Stochastic integration by parts problem I have a question regarding stochastic integration by parts. I am supposed to show that
\begin{align*}
    \int^t_{t-h} \sigma_s^2 \, ds &= \int_{t-h}^t (t-h-s) \, d\sigma^2_s,
\end{align*}
where $\sigma_t^2$ is an Itô process. By using the integration by parts formula I get
\begin{align*}
    \int^t_{t-h} \sigma^2_s \, ds &= t \sigma_t^2 - (t-h)\sigma_{t-h}^2 - \int^t_{t-h} s \, d\sigma^2_s. 
\end{align*}
If
\begin{align*}
    \int_{t-h}^t (t-h) \, d \sigma^2_s = t \sigma^2_t - (t-h)\sigma_{t-h}^2,
\end{align*}
then the desired equality holds, but I do not understand why this equality holds. Does anyone have any input?
 A: When $S_t=S_0+\int_0^ta_s\,ds+\int_0^tb_s\,dW_s$ is an Ito process, then it follows from Ito's formula applied to $f(t,x)=tx$ that
$$\tag{1}
d(tS_t)=t\,dS_t+S_t\,dt.
$$
This special case is also known as integration-by-parts.
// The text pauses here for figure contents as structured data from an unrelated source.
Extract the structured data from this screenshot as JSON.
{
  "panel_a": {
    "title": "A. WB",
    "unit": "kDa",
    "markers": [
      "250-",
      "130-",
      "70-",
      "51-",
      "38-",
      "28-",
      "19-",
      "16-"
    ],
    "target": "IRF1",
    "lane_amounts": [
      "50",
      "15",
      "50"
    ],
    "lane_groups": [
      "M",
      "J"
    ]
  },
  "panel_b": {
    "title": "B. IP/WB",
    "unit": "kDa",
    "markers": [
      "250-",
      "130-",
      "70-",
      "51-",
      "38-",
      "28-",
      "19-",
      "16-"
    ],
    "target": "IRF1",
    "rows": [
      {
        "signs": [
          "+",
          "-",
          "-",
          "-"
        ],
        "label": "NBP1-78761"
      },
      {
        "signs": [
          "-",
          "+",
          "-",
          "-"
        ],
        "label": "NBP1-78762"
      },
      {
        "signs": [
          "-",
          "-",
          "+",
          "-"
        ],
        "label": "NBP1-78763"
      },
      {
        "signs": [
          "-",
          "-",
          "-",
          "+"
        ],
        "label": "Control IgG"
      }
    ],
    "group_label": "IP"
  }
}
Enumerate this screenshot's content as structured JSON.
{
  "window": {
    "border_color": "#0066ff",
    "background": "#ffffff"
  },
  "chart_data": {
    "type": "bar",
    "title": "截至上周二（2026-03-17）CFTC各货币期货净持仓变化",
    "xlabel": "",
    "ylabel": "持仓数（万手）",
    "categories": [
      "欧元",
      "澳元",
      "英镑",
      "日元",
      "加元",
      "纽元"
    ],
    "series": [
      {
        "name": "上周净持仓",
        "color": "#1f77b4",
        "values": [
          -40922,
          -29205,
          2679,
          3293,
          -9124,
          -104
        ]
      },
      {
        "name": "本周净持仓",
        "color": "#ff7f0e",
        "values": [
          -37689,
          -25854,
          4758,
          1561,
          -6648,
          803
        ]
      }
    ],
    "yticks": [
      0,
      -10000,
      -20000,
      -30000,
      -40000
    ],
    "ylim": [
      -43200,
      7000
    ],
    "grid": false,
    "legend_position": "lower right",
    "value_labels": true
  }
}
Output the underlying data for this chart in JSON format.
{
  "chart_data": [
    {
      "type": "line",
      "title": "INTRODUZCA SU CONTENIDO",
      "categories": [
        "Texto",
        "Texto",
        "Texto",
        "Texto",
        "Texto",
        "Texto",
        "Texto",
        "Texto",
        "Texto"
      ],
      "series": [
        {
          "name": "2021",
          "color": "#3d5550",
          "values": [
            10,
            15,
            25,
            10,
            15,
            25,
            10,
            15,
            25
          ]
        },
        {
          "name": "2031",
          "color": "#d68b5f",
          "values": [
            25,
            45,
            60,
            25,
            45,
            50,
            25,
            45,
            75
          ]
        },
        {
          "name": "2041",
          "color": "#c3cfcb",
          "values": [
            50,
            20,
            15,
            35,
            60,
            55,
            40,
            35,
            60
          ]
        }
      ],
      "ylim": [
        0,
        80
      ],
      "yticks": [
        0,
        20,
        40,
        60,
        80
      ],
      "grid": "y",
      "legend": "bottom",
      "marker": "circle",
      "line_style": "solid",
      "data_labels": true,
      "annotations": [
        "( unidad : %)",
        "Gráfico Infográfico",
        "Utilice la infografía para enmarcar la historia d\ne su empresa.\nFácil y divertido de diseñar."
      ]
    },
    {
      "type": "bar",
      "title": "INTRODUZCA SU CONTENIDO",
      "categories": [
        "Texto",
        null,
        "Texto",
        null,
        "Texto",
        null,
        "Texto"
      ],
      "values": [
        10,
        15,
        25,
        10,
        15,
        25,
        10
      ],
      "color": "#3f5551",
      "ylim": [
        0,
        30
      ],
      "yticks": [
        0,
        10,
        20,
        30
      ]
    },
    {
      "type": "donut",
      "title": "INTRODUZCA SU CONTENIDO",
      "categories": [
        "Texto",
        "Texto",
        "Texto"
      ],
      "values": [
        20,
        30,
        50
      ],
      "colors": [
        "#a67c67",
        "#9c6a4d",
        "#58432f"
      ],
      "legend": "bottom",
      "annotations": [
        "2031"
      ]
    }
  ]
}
In integral form this is
$$\tag{2}
tS_t=\int_0^ts\,dS_s+\int_0^tS_s\,ds.
$$
Therefore,
$$\tag{3}
tS_t-(t-h)S_{t-h}=\int_{t-h}^ts\,dS_s+\int_{t-h}^tS_s\,ds\,.
$$
We can write the left hand side in a form that is more complicated:
$$\tag{4}
\int_{t-h}^tt\,dS_s+\int_0^{t-h}h\,dS_s+hS_0
$$
so that (3) becomes equivalent to
$$\tag{5}
\int_{t-h}^tS_s\,ds=\int_{t-h}^t(t-s)\,dS_s+\int_\color{red}{0}^\color{red}{t-h}h\,dS_s+hS_0\,.
$$

*

*The formula you are supposed to show looks wrong indeed because the integral with integrand $h$ has the wrong sign and the wrong integration limits.

The simplest version of this equation is in my opinion
$$\tag{6}
\int_{t-h}^tS_s\,ds=\int_{t-h}^t(t-s)\,dS_s+hS_{t-h}\,.
$$
A: Let me abbreviate $\sigma^2_s$ to $X_s$. Then (assuming $h>0$)
$$
\eqalign{
\int_{t-h}^t(t-h-s)dX_s 
&= (t-h)(X_t-X_{t-h}) -\int_{t-h}^t s\,dX_s\cr
&= (t-h)(X_t-X_{t-h}) +\int_{t-h}^t X_s\,ds-sX_s\Big|_{t-h}^t.\cr
&= (t-h)(X_t-X_{t-h}) +\int_{t-h}^t X_s\,ds-tX_t+(t-h)X_{t-h}.\cr
&= -hX_t +\int_{t-h}^t X_s\,ds.\cr
}
$$
Your formula is not quite right, in general.